Severn Valley Railway unveils new livery for 34027 Taw Valley steam locomotive


The SR West Country locomotive, 34027 Taw Valley, is set to be repainted in another striking livery.

Following its 2022 appearance as “The Purple Loco”, No. 70 “Elizabeth II”, the locomotive will be repainted in a matte black livery with cab numbers and sunshine yellow lettering.

34027 will also be renumbered to its original SR number, 21C127.

Painting is expected to be completed in early 2023. The original paint plan was changed from the fall as the railroad was to use the locomotive for its Christmas services.

SVR’s head of steam engineering, Duncan Ballard, explained the idea behind the decision to paint the locomotive black: “We chose this livery not only because we know it will generate a lot of interest among heritage enthusiasts and the public, but also because it offers us a very practical short-term solution. We need to replace the purple livery of 34027 as it was only for the Platinum Jubilee year. Applying matte black paint will be an extremely labor-saving job, just as it was when used during the war. We plan to do this in January, so that the locomotive will be ready to go into service when we reopen in early March.

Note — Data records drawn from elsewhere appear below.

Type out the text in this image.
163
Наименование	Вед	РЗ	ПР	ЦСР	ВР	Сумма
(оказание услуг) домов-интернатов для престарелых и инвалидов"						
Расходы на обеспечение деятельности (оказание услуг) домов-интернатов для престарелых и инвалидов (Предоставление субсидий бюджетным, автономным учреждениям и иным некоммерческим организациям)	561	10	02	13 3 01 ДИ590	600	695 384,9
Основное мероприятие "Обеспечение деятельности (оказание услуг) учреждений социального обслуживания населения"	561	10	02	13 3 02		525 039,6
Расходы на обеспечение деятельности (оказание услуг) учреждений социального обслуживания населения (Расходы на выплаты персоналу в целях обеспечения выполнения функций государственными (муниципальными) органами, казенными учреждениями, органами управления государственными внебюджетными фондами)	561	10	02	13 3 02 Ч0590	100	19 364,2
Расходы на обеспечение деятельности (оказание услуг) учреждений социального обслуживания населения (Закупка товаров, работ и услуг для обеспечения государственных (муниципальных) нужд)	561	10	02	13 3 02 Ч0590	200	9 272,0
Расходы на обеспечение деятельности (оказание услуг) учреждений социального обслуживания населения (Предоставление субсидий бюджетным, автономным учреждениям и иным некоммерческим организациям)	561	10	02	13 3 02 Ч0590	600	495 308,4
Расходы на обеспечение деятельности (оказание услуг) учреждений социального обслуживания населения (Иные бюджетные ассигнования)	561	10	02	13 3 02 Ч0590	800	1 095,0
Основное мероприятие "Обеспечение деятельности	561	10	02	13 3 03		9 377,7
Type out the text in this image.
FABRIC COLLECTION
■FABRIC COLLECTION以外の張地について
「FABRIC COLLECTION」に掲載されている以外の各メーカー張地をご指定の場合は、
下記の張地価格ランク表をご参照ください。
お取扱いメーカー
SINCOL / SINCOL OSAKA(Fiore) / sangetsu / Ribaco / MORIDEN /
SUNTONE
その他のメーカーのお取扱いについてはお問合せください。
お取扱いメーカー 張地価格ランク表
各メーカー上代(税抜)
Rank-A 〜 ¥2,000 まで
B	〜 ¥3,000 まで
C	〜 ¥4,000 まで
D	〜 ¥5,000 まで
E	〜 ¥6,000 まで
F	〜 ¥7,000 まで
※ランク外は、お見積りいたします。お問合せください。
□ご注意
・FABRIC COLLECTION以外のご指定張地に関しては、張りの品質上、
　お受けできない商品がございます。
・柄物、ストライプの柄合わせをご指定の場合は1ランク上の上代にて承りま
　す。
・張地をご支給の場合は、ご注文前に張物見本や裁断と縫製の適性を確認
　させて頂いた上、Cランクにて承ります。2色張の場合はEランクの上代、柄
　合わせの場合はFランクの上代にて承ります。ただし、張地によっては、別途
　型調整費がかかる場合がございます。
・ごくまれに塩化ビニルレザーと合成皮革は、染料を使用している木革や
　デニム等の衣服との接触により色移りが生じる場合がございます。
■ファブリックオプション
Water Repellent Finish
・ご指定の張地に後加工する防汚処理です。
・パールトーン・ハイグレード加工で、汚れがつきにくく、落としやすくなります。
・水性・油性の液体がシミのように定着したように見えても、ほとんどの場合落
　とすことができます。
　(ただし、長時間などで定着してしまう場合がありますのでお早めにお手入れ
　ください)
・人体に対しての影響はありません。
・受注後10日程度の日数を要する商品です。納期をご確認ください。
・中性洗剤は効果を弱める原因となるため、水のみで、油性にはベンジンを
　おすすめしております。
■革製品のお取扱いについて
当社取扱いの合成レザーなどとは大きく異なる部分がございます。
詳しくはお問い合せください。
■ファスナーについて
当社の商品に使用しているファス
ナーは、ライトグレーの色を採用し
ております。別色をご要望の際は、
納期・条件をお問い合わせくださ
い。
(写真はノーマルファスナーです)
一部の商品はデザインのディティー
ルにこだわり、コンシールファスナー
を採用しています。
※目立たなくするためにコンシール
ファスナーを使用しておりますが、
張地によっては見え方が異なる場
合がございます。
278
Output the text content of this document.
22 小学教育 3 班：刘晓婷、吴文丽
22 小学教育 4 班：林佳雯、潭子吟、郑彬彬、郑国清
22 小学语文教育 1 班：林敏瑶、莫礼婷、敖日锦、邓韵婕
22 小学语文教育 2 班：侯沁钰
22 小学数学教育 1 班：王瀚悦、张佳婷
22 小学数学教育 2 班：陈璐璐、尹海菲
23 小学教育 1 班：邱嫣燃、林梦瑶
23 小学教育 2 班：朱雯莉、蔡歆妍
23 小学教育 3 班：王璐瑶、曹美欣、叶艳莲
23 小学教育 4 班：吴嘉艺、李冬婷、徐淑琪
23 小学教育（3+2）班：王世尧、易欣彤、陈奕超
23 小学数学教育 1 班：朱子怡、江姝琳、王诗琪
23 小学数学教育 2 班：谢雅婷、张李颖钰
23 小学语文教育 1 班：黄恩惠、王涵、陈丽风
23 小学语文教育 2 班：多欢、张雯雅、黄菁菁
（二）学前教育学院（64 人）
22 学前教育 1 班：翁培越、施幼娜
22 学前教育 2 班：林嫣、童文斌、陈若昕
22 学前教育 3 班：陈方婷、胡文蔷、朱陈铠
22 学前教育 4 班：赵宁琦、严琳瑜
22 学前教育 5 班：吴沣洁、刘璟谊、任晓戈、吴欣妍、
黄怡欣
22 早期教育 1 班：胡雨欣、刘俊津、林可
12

“34027 will be needed to haul utilities until the fall of 2023 when we will take it out of service for an interim overhaul, which should see the locomotive out of service for about a year. Following this essential maintenance, we will repaint it in British Railways green with red and black lining. Putting it back in this livery is definitely something we want to take our time to complete to the highest standards.

“We know a matte black ‘Taw Valley’ is going to cause a stir,” said SVR Managing Director Helen Smith. “But let’s face it, we’re not afraid to do things a little differently! It’s sure to look amazing in the dark of austerity, especially when we relaunch our Back to the 1940s events next summer.

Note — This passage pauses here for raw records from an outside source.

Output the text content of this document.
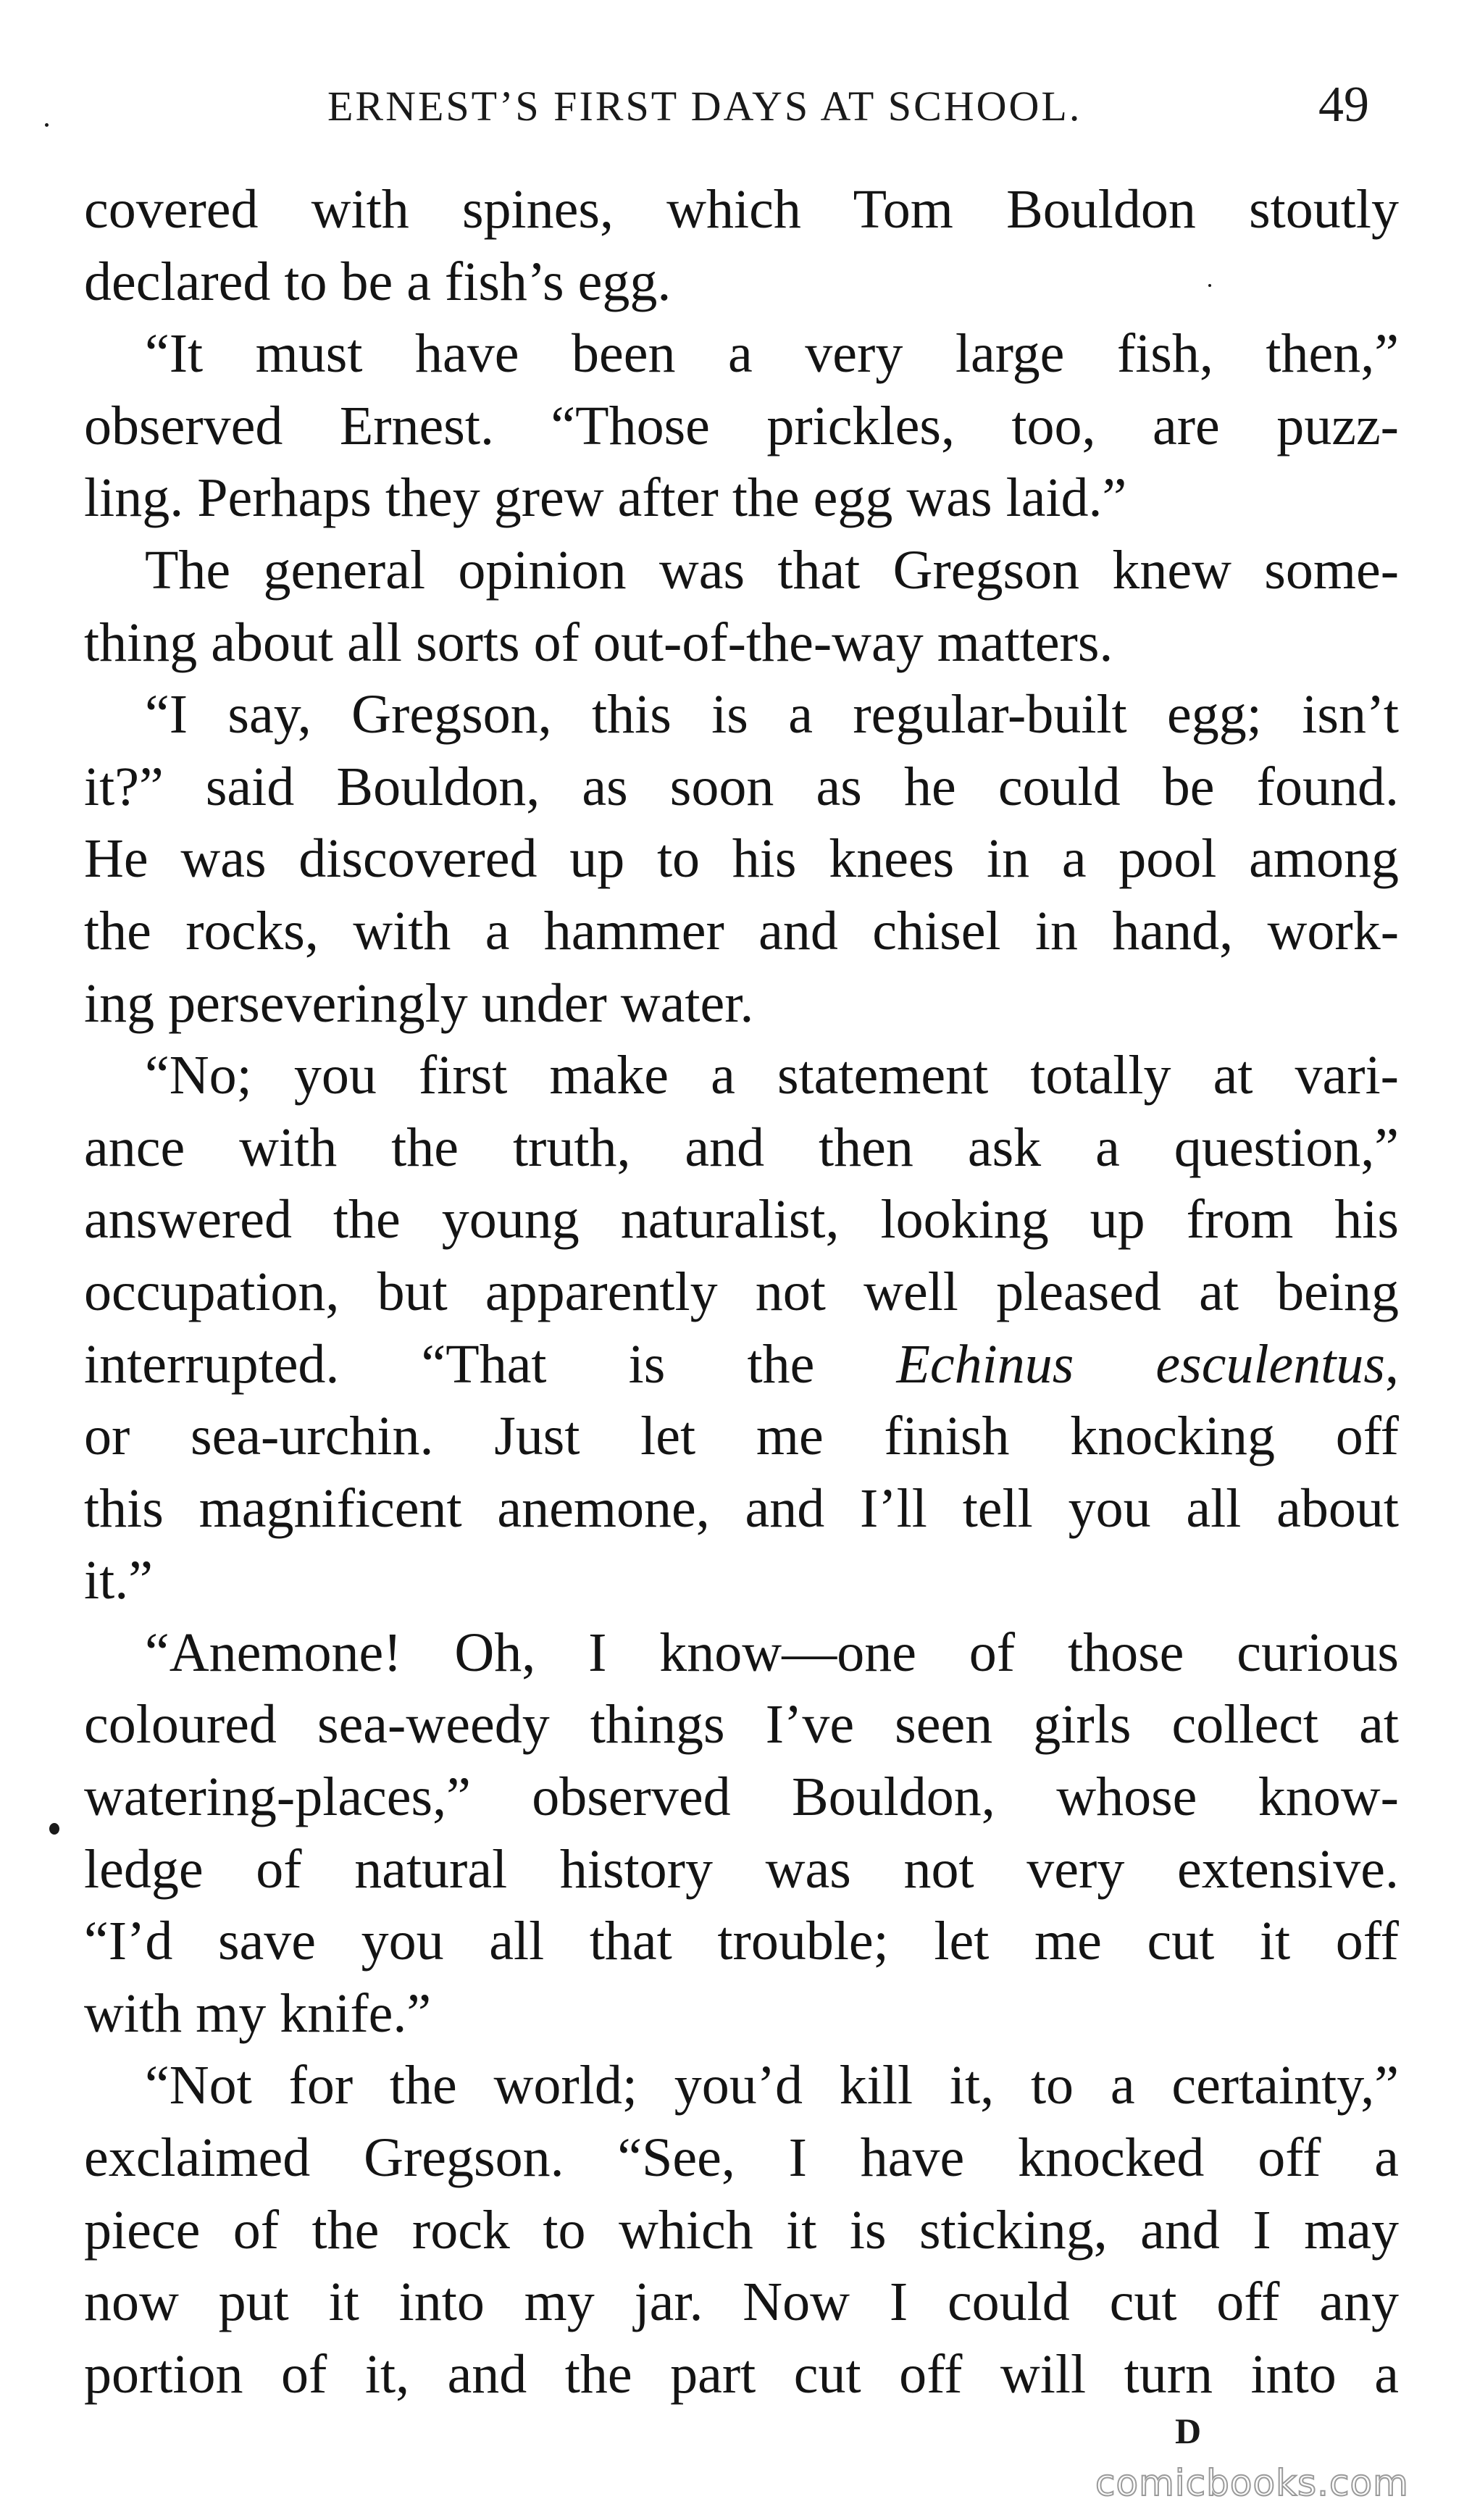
ERNEST’S FIRST DAYS AT SCHOOL.	49
covered with spines, which Tom Bouldon stoutly
declared to be a fish’s egg.
“It must have been a very large fish, then,”
observed Ernest. “Those prickles, too, are puzz-
ling. Perhaps they grew after the egg was laid.”
The general opinion was that Gregson knew some-
thing about all sorts of out-of-the-way matters.
“I say, Gregson, this is a regular-built egg; isn’t
it?” said Bouldon, as soon as he could be found.
He was discovered up to his knees in a pool among
the rocks, with a hammer and chisel in hand, work-
ing perseveringly under water.
“No; you first make a statement totally at vari-
ance with the truth, and then ask a question,”
answered the young naturalist, looking up from his
occupation, but apparently not well pleased at being
interrupted. “That is the Echinus esculentus,
or sea-urchin. Just let me finish knocking off
this magnificent anemone, and I’ll tell you all about
it.”
“Anemone! Oh, I know—one of those curious
coloured sea-weedy things I’ve seen girls collect at
watering-places,” observed Bouldon, whose know-
ledge of natural history was not very extensive.
“I’d save you all that trouble; let me cut it off
with my knife.”
“Not for the world; you’d kill it, to a certainty,”
exclaimed Gregson. “See, I have knocked off a
piece of the rock to which it is sticking, and I may
now put it into my jar. Now I could cut off any
portion of it, and the part cut off will turn into a
D
comicbooks.com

Speaking on behalf of Taw Valley Limited, owner of the locomotive, Phil Swallow said: “Our locomotive was not built until 1946, the year after the end of the Second World War. It was later rebuilt by British Railways in the 1950s into the form we see today. In reality, he would never have worn a matte black livery in his rebuilt form. So this will be an unusual example of a ‘what if’ livery. »

“As owners of ‘Taw Valley’, and like the SVR, we’re no strangers to pushing some boundaries. We’re right behind the idea of ​​an austerity locomotive and can’t wait to see it next year.